I liken this to being friends with a couple that you really like. The guy is your best bud, and he and his wife join you and yours for great times. Your kids play with their kids, etc.

Then, comes the split. Maybe it was your bud who decided to be disloyal. Maybe it was his wife that just got bored and wanted to see what else was out there. No matter who was at fault, what unfolds is an ugly, angry breakup with both saying and doing vindictive, hurtful things to the other.

Your bud calls you up after its all over, says angry and crude things about his ex. You know that he's hurt, and some of what she has done to him has crossed a line in your book. But, you also know what he's done has been the same thing. While you hope that they both can get through it, you really just wish it could all go back to the way it was, when everyone was happy together. It hurts to hear him talk that way about someone you know he was once incredibly loyal to, and you really liked both of them.

You then realize, you really liked both of them together more than you like either of them apart.

This is the situation with Thompson and Favre, and I specifically don't say "the Packers" for Thompson, because Ted is just as temporary as Favre was, able to shine in a moment of glory and able to be dismissed when services are no longer desired.

Favre feels he's been hurt, wronged, treated like a tool...and in many ways, there's some truth to it. He's certainly done his fair share in return. That's the way things like this go. Do I believe that he's actively looking to undermine his former team, searching out opportunities? No. But I don't it past him that he turns down an opportunity to bad-mouth those who scorned him, either. Human nature.

As for this situation with the Lions, I'm sure hoping it gets a resolution. I'd love it if Millen and Romo would both hold a press conference and just lay it all out for everyone, letting us know exactly how things went down. Then, at least we'd know all the fact before jumping to conviction.

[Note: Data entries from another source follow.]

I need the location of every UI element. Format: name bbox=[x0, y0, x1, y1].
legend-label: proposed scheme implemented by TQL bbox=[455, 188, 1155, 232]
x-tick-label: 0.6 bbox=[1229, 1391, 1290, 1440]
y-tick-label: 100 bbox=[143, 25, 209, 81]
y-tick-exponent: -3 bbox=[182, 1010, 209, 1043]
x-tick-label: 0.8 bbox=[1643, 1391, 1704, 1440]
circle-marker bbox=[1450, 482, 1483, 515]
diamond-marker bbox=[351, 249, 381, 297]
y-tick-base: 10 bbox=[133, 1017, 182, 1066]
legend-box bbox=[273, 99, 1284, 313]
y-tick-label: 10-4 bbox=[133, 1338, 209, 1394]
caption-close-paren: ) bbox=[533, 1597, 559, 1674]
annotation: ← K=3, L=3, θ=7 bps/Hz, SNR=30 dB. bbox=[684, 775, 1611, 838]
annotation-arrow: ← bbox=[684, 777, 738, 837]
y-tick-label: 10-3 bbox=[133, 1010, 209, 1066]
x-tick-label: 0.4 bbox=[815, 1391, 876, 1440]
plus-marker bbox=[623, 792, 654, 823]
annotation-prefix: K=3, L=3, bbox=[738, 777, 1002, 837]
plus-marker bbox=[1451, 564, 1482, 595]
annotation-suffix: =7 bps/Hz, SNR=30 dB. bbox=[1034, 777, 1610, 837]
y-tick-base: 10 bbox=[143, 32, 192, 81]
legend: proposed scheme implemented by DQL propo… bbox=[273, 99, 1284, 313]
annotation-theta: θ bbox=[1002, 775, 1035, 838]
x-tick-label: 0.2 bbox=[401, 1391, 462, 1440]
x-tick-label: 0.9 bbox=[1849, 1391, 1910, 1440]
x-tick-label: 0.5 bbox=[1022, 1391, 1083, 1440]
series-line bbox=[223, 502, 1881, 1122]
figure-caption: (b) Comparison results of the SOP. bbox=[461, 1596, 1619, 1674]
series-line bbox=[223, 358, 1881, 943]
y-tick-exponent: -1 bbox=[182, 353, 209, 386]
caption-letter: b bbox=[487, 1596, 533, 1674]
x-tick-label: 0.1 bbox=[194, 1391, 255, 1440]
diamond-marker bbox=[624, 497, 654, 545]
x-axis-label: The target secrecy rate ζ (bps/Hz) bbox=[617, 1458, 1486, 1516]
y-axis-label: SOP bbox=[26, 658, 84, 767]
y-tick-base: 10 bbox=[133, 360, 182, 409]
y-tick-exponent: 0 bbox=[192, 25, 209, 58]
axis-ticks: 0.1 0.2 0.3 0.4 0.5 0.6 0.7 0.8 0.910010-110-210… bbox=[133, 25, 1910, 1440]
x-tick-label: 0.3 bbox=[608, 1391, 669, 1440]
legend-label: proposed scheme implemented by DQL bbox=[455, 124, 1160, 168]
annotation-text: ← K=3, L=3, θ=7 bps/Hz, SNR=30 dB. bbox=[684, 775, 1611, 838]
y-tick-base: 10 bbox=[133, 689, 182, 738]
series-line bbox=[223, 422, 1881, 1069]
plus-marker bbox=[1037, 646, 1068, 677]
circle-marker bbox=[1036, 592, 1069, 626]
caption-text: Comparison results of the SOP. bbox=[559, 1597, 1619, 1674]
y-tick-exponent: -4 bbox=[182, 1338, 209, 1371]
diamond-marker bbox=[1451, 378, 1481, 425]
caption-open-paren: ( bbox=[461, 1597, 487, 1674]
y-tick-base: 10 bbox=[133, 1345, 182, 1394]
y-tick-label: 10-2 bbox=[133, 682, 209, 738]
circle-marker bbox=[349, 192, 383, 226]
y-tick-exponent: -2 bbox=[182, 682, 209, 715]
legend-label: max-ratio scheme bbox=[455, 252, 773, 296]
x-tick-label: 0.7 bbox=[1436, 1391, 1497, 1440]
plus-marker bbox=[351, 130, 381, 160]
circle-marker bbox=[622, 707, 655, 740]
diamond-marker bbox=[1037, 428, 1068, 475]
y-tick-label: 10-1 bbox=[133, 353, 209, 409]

But, with elections just days away, you only need to turn on your television to see accusations and defamation on a daily basis. Perhaps this is sports imitating life.


Rich Beckman said...

"I'd love it if Millen and Romo would both hold a press conference and just lay it all out for everyone, letting us know exactly how things went down."

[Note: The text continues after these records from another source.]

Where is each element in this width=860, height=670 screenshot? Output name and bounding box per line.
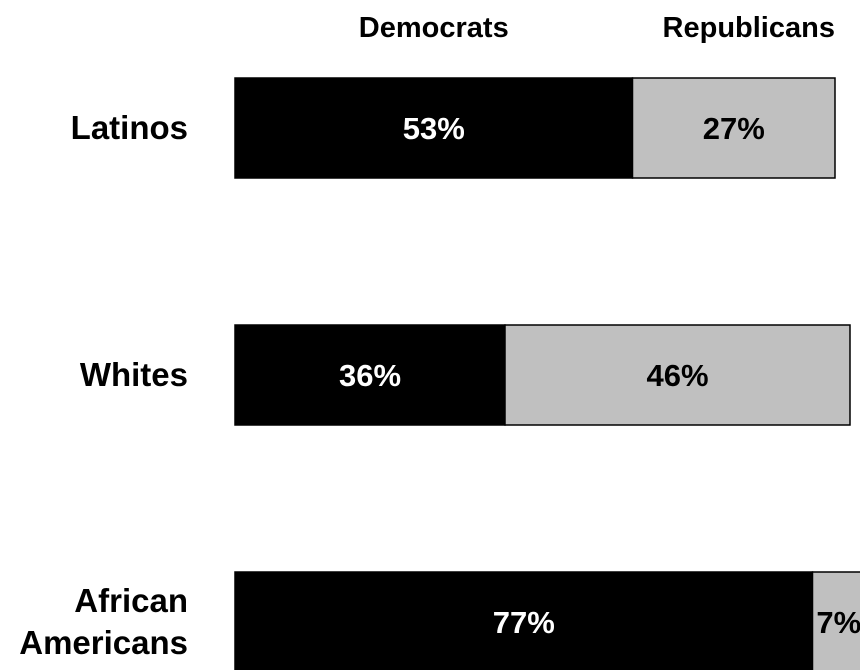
bar-african-americans-democrats	[234, 571, 814, 670]
value-label-african-americans-democrats: 77%	[493, 605, 555, 640]
value-label-whites-republicans: 46%	[646, 358, 708, 393]
bar-latinos-democrats	[234, 77, 634, 179]
value-label-african-americans-republicans: 7%	[816, 605, 860, 640]
category-label-african-americans-line-2: Americans	[19, 624, 188, 661]
bar-african-americans-republicans	[811, 571, 860, 670]
category-label-latinos: Latinos	[71, 109, 188, 146]
bar-whites-republicans	[504, 324, 851, 426]
value-label-latinos-republicans: 27%	[703, 111, 765, 146]
legend-republicans: Republicans	[663, 12, 835, 44]
category-label-whites: Whites	[80, 356, 188, 393]
bar-latinos-republicans	[631, 77, 836, 179]
category-label-african-americans-line-1: African	[74, 582, 188, 619]
legend-democrats: Democrats	[359, 12, 509, 44]
value-label-whites-democrats: 36%	[339, 358, 401, 393]
value-label-latinos-democrats: 53%	[403, 111, 465, 146]
bar-whites-democrats	[234, 324, 506, 426]
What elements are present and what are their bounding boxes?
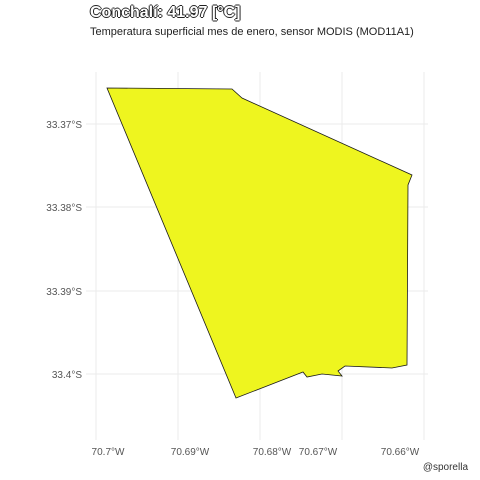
y-tick-label: 33.37°S [46,120,82,131]
x-tick-label: 70.67°W [299,447,338,458]
x-tick-label: 70.69°W [171,447,210,458]
x-tick-label: 70.7°W [92,447,125,458]
y-tick-label: 33.39°S [46,287,82,298]
commune-polygon [106,87,413,399]
map-caption: @sporella [422,462,468,473]
map-subtitle: Temperatura superficial mes de enero, se… [90,26,414,38]
y-tick-label: 33.38°S [46,203,82,214]
x-tick-label: 70.66°W [381,447,420,458]
map-title: Conchalí: 41.97 [°C] [90,4,241,21]
x-tick-label: 70.68°W [253,447,292,458]
y-tick-label: 33.4°S [52,370,82,381]
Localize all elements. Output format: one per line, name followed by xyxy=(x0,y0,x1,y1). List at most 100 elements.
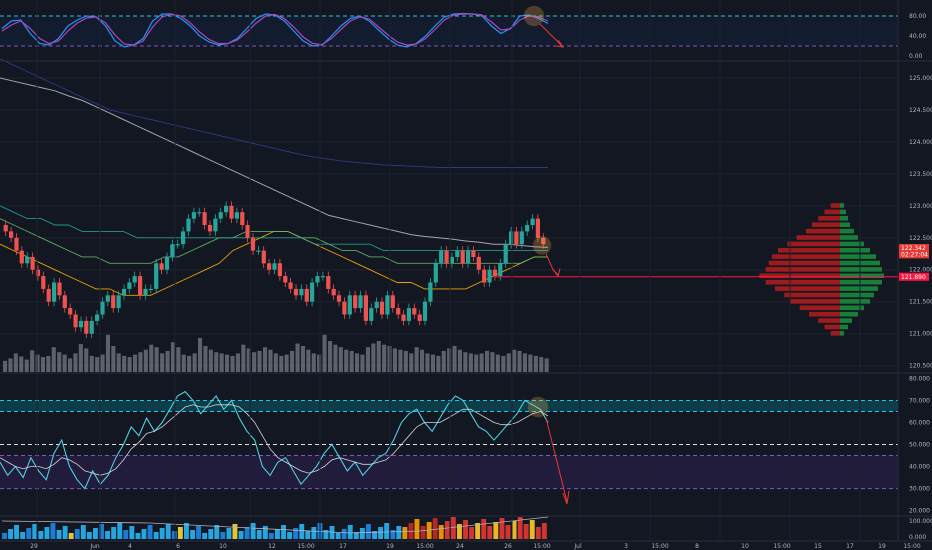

Why? Nothing would actually be established. There would still be those who suspect they lied.

To my mind the real scandal here is that anyone has paid any attention to any of this. So what if Favre did call the Lions and spilled info on the Packers?

All this does is provide another possible distraction to the Packers team. A distraction they have no need of (next up is an undefeated team).

Let's get back to FOOTBALL!

C.D. Angeli said...

I know what you're saying, but I really wish folks had thought of this as nothing more than a distraction on Sunday and Monday, instead of taking a faceless source as truth.

Now, when Favre argues it, folks want to let it slip away. What happens, though?

Jay Glazer takes no accountability. He got more press for himself and FOX in the last four days than he's gotten all year.

What are other members of the entertainment sports media going to learn from this?

Today, it's Brett Favre. Tomorrow, it might be Aaron Rodgers.